Kurt McLaren & Byron Wilson, Guest Columnists
The current economic and related unemployment crises now gripping our country are of serious concern. What is also of concern is that the Government of Jamaica might press ahead with development plans that will irrevocably damage our natural environment.
One such proposed development is the construction of a trans-shipment hub in Old Harbour Bay, including the use of Great Goat Island, to generate 'jobs, jobs, jobs'.
Ronald Mason's column ('Environment vs job, economic development') The Sunday Gleaner of August 18, 2013 gives support to this idea. We would like to remind Mr Mason, the Government of Jamaica, and Jamaicans in general, that regardless of the area not being 'pristine', it encompasses a variety of habitat types (mangrove forests, coral reefs, seagrass beds and dry forests) that represent the best that the island still has left.
This site also lies in the middle of a protected area, abuts two important fish sanctuaries, is part of a Ramsar site (wetland of international importance), and is critically important for the continued survival of species that occur nowhere else on Earth.
Ultimately, the GOJ must also decide whether they should adhere to the numerous environmental conventions to which they are a signatory, or simply stop signing them. We are fast losing credibility within the international conservation and conservation funding communities.
Jamaica must decide where we stand regarding our natural environment. It is either that we designate some sites as off limits to any kind of destructive development, or we press ahead with any and all development projects regardless of short- and long-term environmental consequences.
While we agree with Mr Mason that we need to encourage dialogue, our Government has shown time and time again that development will proceed regardless of environmental costs or negative impacts on the livelihoods and health of those who do not benefit directly from these developments.

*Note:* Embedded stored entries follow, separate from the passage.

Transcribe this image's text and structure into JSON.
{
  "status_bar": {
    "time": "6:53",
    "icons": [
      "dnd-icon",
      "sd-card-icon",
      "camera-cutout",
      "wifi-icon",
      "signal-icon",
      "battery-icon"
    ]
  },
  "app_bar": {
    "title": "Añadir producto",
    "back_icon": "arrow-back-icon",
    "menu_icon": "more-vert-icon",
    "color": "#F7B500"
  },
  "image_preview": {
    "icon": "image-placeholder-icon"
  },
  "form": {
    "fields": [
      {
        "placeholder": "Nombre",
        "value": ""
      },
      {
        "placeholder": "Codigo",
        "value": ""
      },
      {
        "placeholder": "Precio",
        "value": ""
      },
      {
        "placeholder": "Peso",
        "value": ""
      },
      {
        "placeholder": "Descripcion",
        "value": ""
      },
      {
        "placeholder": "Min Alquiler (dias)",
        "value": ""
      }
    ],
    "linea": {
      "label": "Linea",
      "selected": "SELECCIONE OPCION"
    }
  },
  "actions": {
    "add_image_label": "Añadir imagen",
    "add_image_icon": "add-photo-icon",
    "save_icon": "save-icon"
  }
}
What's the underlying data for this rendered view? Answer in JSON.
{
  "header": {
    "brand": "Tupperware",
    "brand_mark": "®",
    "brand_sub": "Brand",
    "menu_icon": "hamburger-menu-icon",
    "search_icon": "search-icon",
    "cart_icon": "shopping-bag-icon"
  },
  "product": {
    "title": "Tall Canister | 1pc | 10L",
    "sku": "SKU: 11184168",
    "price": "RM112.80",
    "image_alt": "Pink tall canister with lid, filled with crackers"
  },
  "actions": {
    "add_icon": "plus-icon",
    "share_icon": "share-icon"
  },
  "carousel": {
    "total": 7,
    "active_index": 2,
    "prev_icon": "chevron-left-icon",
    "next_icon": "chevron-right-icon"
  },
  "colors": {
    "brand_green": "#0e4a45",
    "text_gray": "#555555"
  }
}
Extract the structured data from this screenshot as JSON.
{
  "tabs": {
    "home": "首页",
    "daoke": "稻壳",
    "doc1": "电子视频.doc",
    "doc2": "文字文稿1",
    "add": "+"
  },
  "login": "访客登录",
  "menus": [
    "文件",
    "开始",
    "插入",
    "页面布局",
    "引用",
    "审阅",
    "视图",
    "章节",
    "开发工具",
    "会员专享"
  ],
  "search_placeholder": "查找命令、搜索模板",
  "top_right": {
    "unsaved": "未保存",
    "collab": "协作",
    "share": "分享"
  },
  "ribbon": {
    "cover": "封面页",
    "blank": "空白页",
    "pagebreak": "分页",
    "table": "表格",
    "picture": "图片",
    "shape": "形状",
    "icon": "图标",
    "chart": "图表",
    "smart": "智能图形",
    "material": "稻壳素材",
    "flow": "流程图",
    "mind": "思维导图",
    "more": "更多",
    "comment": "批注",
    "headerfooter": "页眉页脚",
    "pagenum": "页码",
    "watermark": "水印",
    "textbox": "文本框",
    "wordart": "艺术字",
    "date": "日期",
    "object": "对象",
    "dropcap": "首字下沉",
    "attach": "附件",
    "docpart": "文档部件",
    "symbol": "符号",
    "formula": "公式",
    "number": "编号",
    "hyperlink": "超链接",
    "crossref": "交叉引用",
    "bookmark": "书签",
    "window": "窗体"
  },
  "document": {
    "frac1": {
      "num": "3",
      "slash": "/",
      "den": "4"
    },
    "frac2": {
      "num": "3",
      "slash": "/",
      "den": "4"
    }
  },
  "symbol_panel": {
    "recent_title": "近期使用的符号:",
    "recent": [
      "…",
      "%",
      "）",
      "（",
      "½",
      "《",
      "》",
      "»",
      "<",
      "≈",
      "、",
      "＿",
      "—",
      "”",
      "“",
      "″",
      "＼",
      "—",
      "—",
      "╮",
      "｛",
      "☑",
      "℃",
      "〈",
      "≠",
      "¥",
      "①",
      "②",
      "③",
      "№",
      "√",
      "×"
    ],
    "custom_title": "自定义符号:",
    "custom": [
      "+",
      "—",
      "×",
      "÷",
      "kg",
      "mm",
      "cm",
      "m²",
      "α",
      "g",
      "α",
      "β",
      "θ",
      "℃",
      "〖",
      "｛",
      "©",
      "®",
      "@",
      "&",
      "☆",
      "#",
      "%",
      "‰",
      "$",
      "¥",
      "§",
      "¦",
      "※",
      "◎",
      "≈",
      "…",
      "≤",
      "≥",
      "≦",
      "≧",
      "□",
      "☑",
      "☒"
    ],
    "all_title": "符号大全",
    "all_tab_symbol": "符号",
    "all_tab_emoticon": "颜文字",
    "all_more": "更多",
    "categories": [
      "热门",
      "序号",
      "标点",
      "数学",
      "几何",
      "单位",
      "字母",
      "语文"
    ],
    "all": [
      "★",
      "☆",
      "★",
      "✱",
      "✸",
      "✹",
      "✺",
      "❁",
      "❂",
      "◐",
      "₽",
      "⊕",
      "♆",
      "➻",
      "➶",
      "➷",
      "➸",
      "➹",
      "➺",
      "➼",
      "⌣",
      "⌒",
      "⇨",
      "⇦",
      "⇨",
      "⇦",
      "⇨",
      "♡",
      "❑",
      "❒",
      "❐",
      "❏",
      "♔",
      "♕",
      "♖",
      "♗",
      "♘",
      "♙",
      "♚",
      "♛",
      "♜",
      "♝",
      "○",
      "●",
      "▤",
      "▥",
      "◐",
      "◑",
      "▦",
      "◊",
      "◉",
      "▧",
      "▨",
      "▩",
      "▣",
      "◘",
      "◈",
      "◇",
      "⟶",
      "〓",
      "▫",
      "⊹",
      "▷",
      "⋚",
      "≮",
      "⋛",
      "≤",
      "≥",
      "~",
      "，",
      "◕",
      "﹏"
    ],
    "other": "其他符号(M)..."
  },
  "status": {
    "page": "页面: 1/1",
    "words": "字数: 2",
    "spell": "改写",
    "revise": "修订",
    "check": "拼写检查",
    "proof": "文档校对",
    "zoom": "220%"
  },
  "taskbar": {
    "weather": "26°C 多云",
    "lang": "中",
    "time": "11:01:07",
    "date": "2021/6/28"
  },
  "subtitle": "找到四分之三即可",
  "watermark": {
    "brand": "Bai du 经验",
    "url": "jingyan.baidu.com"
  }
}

No doubt, an environmental impact assessment will be requested and completed, which will essentially rubber-stamp the development regardless of deleterious impacts - because this is how things seem to be done here in Jamaica.
Port development of this scale in a protected area with both marine and terrestrial elements simply cannot be mitigated. What is needed is a thorough assessment of ecosystem services (such as the provision of fish and shellfish nurseries, drinking water, protection against storm surges, etc), climate change considerations, and a cost-benefit analysis that must include quantifying and valuing the ecosystem services that will be crippled or destroyed if the development goes ahead. Such an assessment should be based on empirical data.
A trans-shipment port is not the only opportunity for income generation and jobs. Income can be generated from GGI and its surrounding environment through ecotourism and from the REDD programme (reducing emissions from deforestation and environmental degradation).
Recently, a representative from the United Nations Development Programme stated that Jamaica "has the potential for substantial hard-currency earning by implementing a United Nations special programme aimed at reducing greenhouse gas emissions". He went on to state, "It is predicted that financial flows for (implementing) greenhouse gas emission reductions (activities) from REDD, could reach up to US$30 billion."
In fact, we are now in the process of quantifying carbon sequestration to ensure that the country can benefit from REDD, and the Portland Bight Protected Area (PBPA) is one of several sites that should be used to secure some of this hard currency.
Wouldn't it be better to gain income from a trans-shipment hub at a more suitable site AND from ecotourism and REDD in the PBPA - three sources instead of one?
Because time is of the essence and hot air earns very little, further discourse is indeed desperately needed. This discourse should ensure that the site-selection process is as rigorous as possible. And if a site is found to be unsuitable for development because of potential impacts on ecosystems, that site should not be chosen.
We are very sure that there are more suitable sites for this port, where the impact on the environment would not be catastrophic. Therefore, please, let's try to identify these sites, and with urgency.